Key examples are limestone calcined clay cements (LC 3), and alkali-activated cements, both of which are produced primarily from naturally abundant minerals such as limestone, clays, or industrial by-products such as metallurgical slags, further enhancing their sustainability.
However, as SCMs often exhibit variable chemical and physical characteristics, inclusion of SCM’s in modern cement formulations results in significant changes in the chemical reaction mechanisms and kinetics, and the resultant evolution of phase assemblage and structure at the nano and micro scale, which ultimately dictate mechanical performance. These changes, as well as those induced by durability phenomena such as carbonation, occur primarily at the nanoscale, but have to date been very difficult to study. A detailed understanding of the phase and nanostructural development in modern cements formulated with SCMs is therefore urgently required, to enable quality control and make them practical for use in large-scale construction.
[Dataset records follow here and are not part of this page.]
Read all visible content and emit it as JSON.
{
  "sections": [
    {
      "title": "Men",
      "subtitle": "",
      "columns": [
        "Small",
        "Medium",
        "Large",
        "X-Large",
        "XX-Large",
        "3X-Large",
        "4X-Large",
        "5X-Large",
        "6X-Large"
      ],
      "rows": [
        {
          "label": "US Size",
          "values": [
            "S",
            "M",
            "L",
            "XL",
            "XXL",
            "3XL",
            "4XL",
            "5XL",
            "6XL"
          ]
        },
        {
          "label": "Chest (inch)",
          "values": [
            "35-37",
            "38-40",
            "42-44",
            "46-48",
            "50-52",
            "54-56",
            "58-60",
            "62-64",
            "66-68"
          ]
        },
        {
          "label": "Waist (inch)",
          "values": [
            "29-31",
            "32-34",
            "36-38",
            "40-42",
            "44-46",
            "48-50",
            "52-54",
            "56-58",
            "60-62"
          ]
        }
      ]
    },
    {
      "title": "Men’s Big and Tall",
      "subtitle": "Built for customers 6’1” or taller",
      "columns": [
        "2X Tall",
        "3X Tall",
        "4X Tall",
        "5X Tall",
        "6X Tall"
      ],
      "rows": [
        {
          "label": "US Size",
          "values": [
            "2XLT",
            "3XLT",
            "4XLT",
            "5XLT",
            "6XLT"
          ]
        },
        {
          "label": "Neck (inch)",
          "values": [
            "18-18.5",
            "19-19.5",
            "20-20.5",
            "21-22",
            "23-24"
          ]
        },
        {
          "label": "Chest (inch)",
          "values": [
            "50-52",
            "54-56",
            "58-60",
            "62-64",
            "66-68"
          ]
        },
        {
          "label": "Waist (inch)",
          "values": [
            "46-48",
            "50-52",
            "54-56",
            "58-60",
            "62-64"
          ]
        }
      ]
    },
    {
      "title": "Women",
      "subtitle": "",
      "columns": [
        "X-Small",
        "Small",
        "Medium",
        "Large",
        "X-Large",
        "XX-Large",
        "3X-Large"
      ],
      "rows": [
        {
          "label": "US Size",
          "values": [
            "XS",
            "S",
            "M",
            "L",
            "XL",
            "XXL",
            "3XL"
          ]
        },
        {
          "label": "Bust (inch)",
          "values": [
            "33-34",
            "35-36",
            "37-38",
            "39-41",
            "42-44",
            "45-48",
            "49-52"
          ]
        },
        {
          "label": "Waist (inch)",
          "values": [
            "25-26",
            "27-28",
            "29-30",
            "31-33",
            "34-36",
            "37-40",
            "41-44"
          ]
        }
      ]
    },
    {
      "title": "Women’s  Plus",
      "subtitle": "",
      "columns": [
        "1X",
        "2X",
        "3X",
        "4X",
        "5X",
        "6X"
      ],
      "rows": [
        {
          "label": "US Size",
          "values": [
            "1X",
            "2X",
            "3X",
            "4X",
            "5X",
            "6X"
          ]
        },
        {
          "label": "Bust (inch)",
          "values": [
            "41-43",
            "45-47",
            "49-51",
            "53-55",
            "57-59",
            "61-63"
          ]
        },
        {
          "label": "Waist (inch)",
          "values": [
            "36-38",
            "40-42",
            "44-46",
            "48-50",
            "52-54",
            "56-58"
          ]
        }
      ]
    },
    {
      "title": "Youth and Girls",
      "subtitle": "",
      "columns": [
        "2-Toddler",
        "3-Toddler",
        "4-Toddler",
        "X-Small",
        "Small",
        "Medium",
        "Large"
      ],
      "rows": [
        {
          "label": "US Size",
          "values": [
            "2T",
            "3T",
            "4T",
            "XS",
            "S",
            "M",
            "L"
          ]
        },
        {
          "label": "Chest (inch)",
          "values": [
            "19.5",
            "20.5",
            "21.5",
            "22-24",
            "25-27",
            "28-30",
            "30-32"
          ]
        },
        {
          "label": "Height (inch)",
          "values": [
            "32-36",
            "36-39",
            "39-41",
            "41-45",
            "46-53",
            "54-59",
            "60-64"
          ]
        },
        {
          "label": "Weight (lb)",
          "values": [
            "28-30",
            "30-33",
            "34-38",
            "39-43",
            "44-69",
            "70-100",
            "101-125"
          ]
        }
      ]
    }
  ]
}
This PhD uses advanced spectroscopic approaches to understand nanostructural development and phase evolution in modern cements formulated with SCMs, and identify which are the key physical and chemical characteristics of SCMs that influence nanostructrual development in these cements. It will use advanced spectroscopic approaches such as solid-state nuclear magnetic resonance spectroscopy, X-ray absorption spectroscopy, and infrared spectroscopy, including experiments to study reaction and nanostructural development in situ. This will be complemented by other experimental approaches to study cement reaction mechanisms and kinetics.
This will enable optimisation of modern cement formulations, and help to decarbonise cement production.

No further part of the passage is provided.